Drones ucranianos atingem São Petersburgo antes de importante fórum econômico
Drones ucranianos atingiram instalações de energia e militares em São Petersburgo nesta quarta-feira (3), dia em que começa um importante fórum econômico nesta cidade com a presença de várias autoridades russas, incluindo o presidente Vladimir Putin.
Após mais de quatro anos de ofensiva russa na Ucrânia, as negociações para tentar acabar com o conflito mais letal na Europa desde a Segunda Guerra Mundial estão paralisadas, enquanto as duas partes prosseguem com os ataques.
O Fórum Econômico Internacional de São Petersburgo, um evento anual de três dias que deve receber quase 20 mil convidados de 130 países, já foi o principal encontro da Rússia para atrair investidores e empresas ocidentais.
O ataque contra a segunda maior cidade russa aconteceu um dia após os lançamentos de mísseis e drones pelas tropas de Moscou que mataram 23 pessoas na Ucrânia, que voltou a pedir mais ajuda ocidental.
O secretário-geral da Otan, Mark Rutte, chegou nesta quarta-feira a Kiev para uma visita surpresa, um gesto que a companhia ferroviária ucraniana chamou de "demonstração de solidariedade".
- "Sanções de longo alcance" -
O governador de São Petersburgo, Alexander Beglov, disse que "várias" infraestruturas foram danificadas pelo impacto dos drones, que não provocaram vítimas fatais.
O presidente ucraniano, Volodimir Zelensky, afirmou que as aeronaves não tripuladas atingiram o terminal de petróleo de São Petersburgo e a base militar de Kronstadt. Kiev chama os ataques de retaliação de "sanções de longo alcance".

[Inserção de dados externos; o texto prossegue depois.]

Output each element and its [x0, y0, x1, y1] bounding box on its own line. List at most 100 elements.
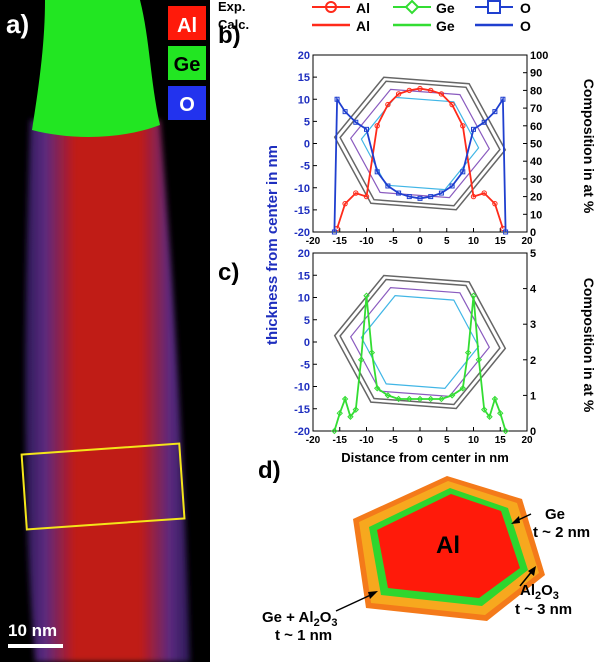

"O plano da Ucrânia para sanções de longo alcance está sendo implementado exatamente como é necessário para alcançar a paz", escreveu o mandatário nas redes sociais, em uma mensagem acompanhada por um vídeo de um depósito de petróleo em chamas.
Os ataques forçaram o fechamento por várias horas do principal aeroporto de São Petersburgo.
Autoridades ucranianas afirmaram que a ação tinha como objetivo perturbar o evento de três dias que deve contar com a participação do presidente Vladimir Putin.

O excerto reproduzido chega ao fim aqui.